In this article, we take a look at some of the most common mistakes made by amateur cryptocurrency traders and how you can avoid making them in your investment career.

Not Setting Plans Ahead of Time

Inexperienced and amateur cryptocurrency traders often make the mistake of entering and exiting positions without much forethought or planning, relying purely on their intuition instead. However, as with any other tradable market, too many wrong moves in quick succession can wipe out your entire built-up capital. The only way to avoid impulse purchases and panic selling are to ensure that every transaction has a purpose and is in line with your risk appetite.

Risky situations like these can be easily avoided if you set price and time targets before opening a new trade. Contingency plans also go a long way towards protecting your original investment, in case a particular trade suddenly goes south or does not perform as expected.

Knowing the exact entry and exit points for trade are only half the story, however, especially since inexperienced traders are known to deviate from their plans every now and then. While timing the market or trading based on short-term price movements may yield some profit every now and then, the cryptocurrency market’s volatility and uncertainty make these strategies unreliable at best and financially dangerous at worst.
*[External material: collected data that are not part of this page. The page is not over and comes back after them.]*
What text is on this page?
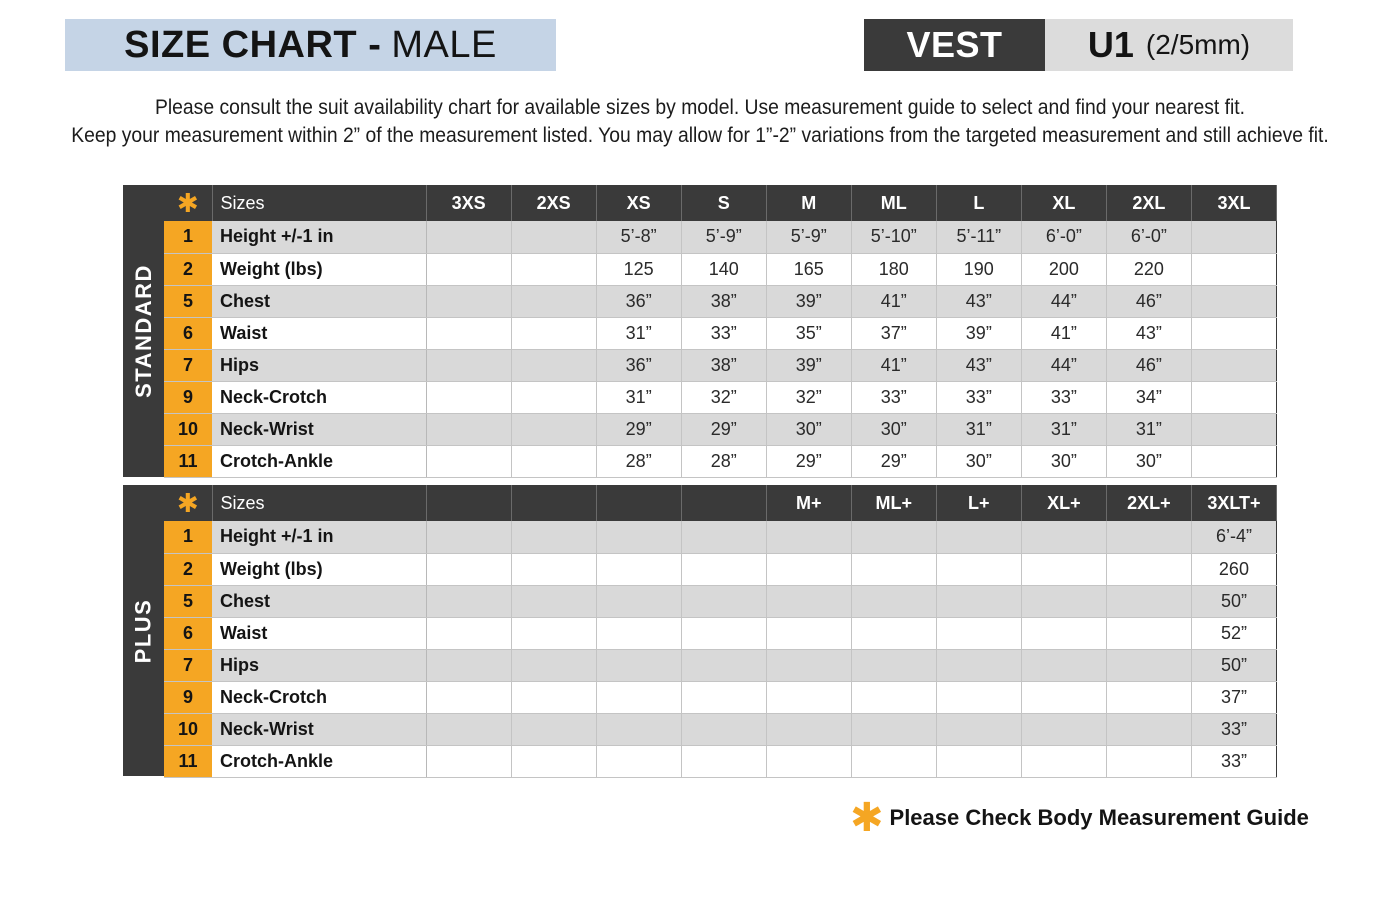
SIZE CHART - MALE	VEST	U1 (2/5mm)
Please consult the suit availability chart for available sizes by model. Use measurement guide to select and find your nearest fit.
Keep your measurement within 2” of the measurement listed. You may allow for 1”-2” variations from the targeted measurement and still achieve fit.
STANDARD
✱	Sizes	3XS	2XS	XS	S	M	ML	L	XL	2XL	3XL
1	Height +/-1 in			5’-8”	5’-9”	5’-9”	5’-10”	5’-11”	6’-0”	6’-0”	
2	Weight (lbs)			125	140	165	180	190	200	220	
5	Chest			36”	38”	39”	41”	43”	44”	46”	
6	Waist			31”	33”	35”	37”	39”	41”	43”	
7	Hips			36”	38”	39”	41”	43”	44”	46”	
9	Neck-Crotch			31”	32”	32”	33”	33”	33”	34”	
10	Neck-Wrist			29”	29”	30”	30”	31”	31”	31”	
11	Crotch-Ankle			28”	28”	29”	29”	30”	30”	30”	
PLUS
✱	Sizes					M+	ML+	L+	XL+	2XL+	3XLT+
1	Height +/-1 in										6’-4”
2	Weight (lbs)										260
5	Chest										50”
6	Waist										52”
7	Hips										50”
9	Neck-Crotch										37”
10	Neck-Wrist										33”
11	Crotch-Ankle										33”
✱ Please Check Body Measurement Guide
Even professional investors and hedge fund managers delineate a clear goal before investing to ensure that they do not get carried away by emotion. Multi-millionaire investor and crypto hedge fund firm founder, Anthony Pompliano, told CNBC,

“Around $3,800, in March of this year, we put an investment on Bitcoin for public pensions and obviously that investment is doing really well. We have a price target as to when we think that the longer-term horizon is and what I came out and said was $100,000 by December of 2021.”


Getting Carried Away by Hype, Greed, and FOMO

New traders are also significantly more likely to let greed and fear of missing out (FOMO) take control of their portfolios. During a bull run, retail investors and traders convince themselves that they are potentially missing out on great returns and enter a trade. This not only artificially inflates the cryptocurrency’s demand and price, but also sets them up for disappointment when the inevitable correction comes along. At that point, the vast majority of them are tempted to liquidate their position, cut any losses, and move on.

Failing to Manage Expectations and Risk

Assets that tend to offer high returns almost universally come with the caveat of high volatility or short term uncertainty. The cryptocurrency market is no exception to this rule and has been known to gain or lose 30% of its total market capitalization within a single day.

In 2017, a few investors announced that they had taken a mortgage or loan to double down on their cryptocurrency position in light of the market’s recent stellar performance. In 2018, however, the cryptocurrency market shed billions of dollars in value, and likely wiped out any gains made by these investors. Put simply, do not trade with money that you cannot afford to lose. Applying for credit to trade in the cryptocurrency market is a slippery slope and not a sound financial strategy.

Falling Victim to False Signals

While market noise may skew a trader’s perspective, it isn’t nearly as destructive to their financial position as a well-executed scam. Pump and dump schemes, for instance, artificially boost the demand and price of a token, triggering investor FOMO and greed. As the price snowballs far beyond its original value, the scheme’s organizers sell their position and make a massive profit at the expense of other buyers.

Perpetrators of pump and dump scams generally target novice investors on Telegram, Discord, and other chat applications. Once a sufficient number of gullible participants have been reeled in, the organizers can execute the scheme in as little as 18 seconds.

While pump and dump schemes have been around for decades, regulatory involvement and crackdowns have more or less eliminated the vast majority of them from equity markets. However, the cryptocurrency market’s global and digital-first nature has allowed organizers of such schemes to reach a wider audience. Having said that, with a little bit of prior research and due diligence, you can easily discern scams from genuine, high-quality projects.